Programda kadına karşı şiddetten bahsedilmişti ancak ekonomik, sosyal ve politik hayattaki konumu programda yoktu.

siyasetciler-uyansin-diye-beklemeyecegiz-760955-1.


► Hırvatistan’da hangi gruplar İstanbul Sözleşmesi’ne karşı çıkıyor?
Sözleşmeye karşı çıkan grupların küresel çapta toplumsal cinsiyet eşitliğine karşı çıkan hareketlerin Hırvatistan şubesiyle yakın ilişkileri var. Polonya’da kadınların kürtaj hakkını kabul etmeyen, Romanya’da LGBTİ+ haklarına muhalif eden ve Atlantik’in her iki yakasında ayrımcılığa karşı yasaları engellemeye çalışan gruplarla Hırvatistan’daki gruplar aynı. AB ülkelerini İstanbul Sözleşmesi’nden çekilmesi konusunda sıkıştıran ‘ADF International’ gibi aşırı muhafazakâr yapılar burada sözleşmenin onaylanmasına karşı çıkanların işlerini kolaylaştırdı.

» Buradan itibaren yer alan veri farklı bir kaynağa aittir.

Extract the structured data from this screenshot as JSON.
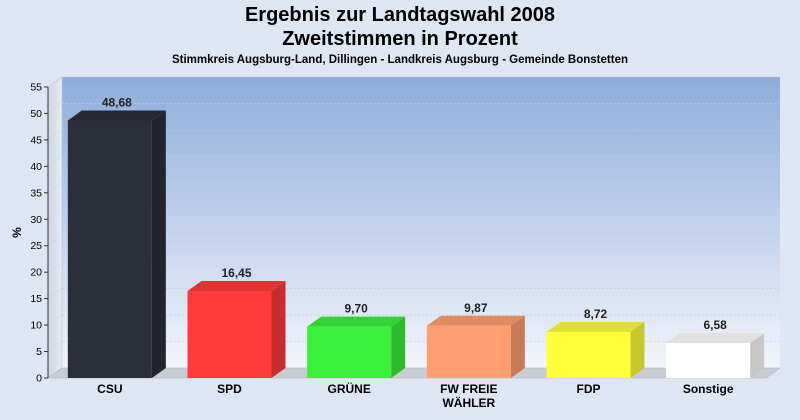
{
  "header": {
    "title_line1": "Ergebnis zur Landtagswahl 2008",
    "title_line2": "Zweitstimmen in Prozent",
    "subtitle": "Stimmkreis Augsburg-Land, Dillingen - Landkreis Augsburg - Gemeinde Bonstetten"
  },
  "chart_data": {
    "type": "bar",
    "categories": [
      "CSU",
      "SPD",
      "GRÜNE",
      "FW FREIE WÄHLER",
      "FDP",
      "Sonstige"
    ],
    "category_lines": [
      [
        "CSU"
      ],
      [
        "SPD"
      ],
      [
        "GRÜNE"
      ],
      [
        "FW FREIE",
        "WÄHLER"
      ],
      [
        "FDP"
      ],
      [
        "Sonstige"
      ]
    ],
    "values": [
      48.68,
      16.45,
      9.7,
      9.87,
      8.72,
      6.58
    ],
    "value_labels": [
      "48,68",
      "16,45",
      "9,70",
      "9,87",
      "8,72",
      "6,58"
    ],
    "colors": [
      "#2b2f3a",
      "#ff3a3a",
      "#3aef3a",
      "#ff9e6e",
      "#ffff3a",
      "#ffffff"
    ],
    "ylabel": "%",
    "ylim": [
      0,
      55
    ],
    "yticks": [
      0,
      5,
      10,
      15,
      20,
      25,
      30,
      35,
      40,
      45,
      50,
      55
    ],
    "grid": true
  }
}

Sert tepkilere rağmen sorumlu medya organlarının yaptığı haberler, Hırvatistan’da kadın haklarını ve gündemini görünür kılarak daha fazla desteğin sağlanacağından eminim. Kadın haklarını savunma mücadelemizde geri çekilip teslim olmak yok. Başarılı olabilmemiz için Avrupa ve dünya genelinde daha fazla dayanışmaya ihtiyacımız olacak.